Search code examples
pythonmeanupdatesvarianceonline-algorithm

Efficient algorithm for online Variance over image batches


I have a large amount of images and want to calculate the variance (of each channel) across all of them. I am having the problem of finding an efficient (and even correct) algorithm for this.

I found the Welford's online algorithm, but it is way too slow as it does not vectorize across a single image or a batch of images.

How to improve the speed of it by using vectorization or making use of inbuilt variance algorithms?


Solution

  • These are the two functions needed to update/combine the mean and variances of two batches. Both functions can be used with vectors (the 3 color channels) and the mean and variance can be acquired from inbuilt methods like batch.var().

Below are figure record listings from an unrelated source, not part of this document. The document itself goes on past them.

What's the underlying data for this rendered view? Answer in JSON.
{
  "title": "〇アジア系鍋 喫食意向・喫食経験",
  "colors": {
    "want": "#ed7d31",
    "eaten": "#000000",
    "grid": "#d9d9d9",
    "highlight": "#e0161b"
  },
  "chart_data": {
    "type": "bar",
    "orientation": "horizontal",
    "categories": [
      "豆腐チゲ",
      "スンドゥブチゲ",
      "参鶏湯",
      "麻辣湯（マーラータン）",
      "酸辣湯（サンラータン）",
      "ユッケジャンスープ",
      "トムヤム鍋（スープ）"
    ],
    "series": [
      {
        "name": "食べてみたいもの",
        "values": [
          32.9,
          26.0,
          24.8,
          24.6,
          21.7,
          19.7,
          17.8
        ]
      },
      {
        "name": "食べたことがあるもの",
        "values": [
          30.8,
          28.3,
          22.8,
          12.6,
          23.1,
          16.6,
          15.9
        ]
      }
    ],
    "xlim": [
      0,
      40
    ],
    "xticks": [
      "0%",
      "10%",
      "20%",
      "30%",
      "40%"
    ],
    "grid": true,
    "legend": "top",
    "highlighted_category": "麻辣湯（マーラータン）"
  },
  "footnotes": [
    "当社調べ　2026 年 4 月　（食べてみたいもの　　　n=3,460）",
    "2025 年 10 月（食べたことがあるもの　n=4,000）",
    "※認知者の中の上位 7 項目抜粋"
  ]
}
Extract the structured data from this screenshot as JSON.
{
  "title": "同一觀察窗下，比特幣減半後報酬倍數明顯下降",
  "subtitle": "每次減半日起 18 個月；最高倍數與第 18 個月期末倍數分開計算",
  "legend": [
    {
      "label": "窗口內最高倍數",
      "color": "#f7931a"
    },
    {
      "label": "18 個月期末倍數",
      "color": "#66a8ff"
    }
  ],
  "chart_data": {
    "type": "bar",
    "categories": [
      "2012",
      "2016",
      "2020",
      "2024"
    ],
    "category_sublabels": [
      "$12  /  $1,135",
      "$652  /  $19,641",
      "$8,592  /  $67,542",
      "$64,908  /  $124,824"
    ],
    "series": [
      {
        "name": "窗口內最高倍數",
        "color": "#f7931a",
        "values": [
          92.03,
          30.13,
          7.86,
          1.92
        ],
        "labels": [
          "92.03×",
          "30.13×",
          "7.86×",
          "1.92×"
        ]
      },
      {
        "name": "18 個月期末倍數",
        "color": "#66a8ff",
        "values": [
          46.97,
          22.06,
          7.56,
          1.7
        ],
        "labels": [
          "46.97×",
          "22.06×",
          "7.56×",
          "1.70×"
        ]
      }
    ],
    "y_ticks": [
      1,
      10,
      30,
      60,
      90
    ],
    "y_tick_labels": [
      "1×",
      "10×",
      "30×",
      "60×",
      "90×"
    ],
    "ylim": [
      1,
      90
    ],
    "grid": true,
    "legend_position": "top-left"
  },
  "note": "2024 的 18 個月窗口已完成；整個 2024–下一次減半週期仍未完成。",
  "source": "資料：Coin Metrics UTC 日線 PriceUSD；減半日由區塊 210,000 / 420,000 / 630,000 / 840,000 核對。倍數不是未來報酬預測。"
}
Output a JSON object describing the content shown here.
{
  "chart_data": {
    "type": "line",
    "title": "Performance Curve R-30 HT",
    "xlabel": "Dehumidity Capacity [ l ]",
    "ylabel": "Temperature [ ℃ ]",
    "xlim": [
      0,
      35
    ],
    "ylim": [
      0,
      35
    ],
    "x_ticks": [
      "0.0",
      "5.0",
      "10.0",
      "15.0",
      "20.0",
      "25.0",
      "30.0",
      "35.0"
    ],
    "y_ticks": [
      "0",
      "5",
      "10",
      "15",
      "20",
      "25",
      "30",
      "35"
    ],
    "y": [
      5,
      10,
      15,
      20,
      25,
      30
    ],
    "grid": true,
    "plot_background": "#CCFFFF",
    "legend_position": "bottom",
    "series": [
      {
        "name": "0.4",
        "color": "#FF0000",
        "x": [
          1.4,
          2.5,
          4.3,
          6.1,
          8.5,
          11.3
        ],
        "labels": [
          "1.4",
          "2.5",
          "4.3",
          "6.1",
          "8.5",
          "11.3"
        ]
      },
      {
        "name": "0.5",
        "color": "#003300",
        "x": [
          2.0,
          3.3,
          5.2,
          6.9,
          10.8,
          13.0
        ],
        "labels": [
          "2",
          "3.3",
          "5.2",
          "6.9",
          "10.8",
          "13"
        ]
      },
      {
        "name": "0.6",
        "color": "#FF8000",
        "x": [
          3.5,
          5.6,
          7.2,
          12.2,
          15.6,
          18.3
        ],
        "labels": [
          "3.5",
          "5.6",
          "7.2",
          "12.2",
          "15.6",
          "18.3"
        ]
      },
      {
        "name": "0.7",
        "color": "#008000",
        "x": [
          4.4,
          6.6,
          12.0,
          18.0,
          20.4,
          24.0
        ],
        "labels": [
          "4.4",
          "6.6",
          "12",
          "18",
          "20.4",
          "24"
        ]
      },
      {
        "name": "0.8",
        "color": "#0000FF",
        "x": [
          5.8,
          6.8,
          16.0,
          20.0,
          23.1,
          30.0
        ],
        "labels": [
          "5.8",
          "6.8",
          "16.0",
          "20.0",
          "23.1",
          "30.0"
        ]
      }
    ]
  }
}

    Equations taken from: https://notmatthancock.github.io/2017/03/23/simple-batch-stat-updates.html

    # m amount of samples (or pixels) over all previous badges
    # n amount of samples in new incoming batch
    # mu1 previous mean
    # mu2 mean of current batch
    # v1 previous variance
    # v2 variance of current batch
    
    def combine_means(mu1, mu2, m, n):
        """
        Updates old mean mu1 from m samples with mean mu2 of n samples.
        Returns the mean of the m+n samples.
        """
        return (m/(m+n))*mu1 + (n/(m+n))*mu2
    
    def combine_vars(v1, v2, mu1, mu2, m, n):
        """
        Updates old variance v1 from m samples with variance v2 of n samples.
        Returns the variance of the m+n samples.
        """
        return (m/(m+n))*v1 + n/(m+n)*v2 + m*n/(m+n)**2 * (mu1 - mu2)**2
        
    

    As you see one can simplify them a bit by reusing some calculations like m+n but keeping it in this pure form for better understanding.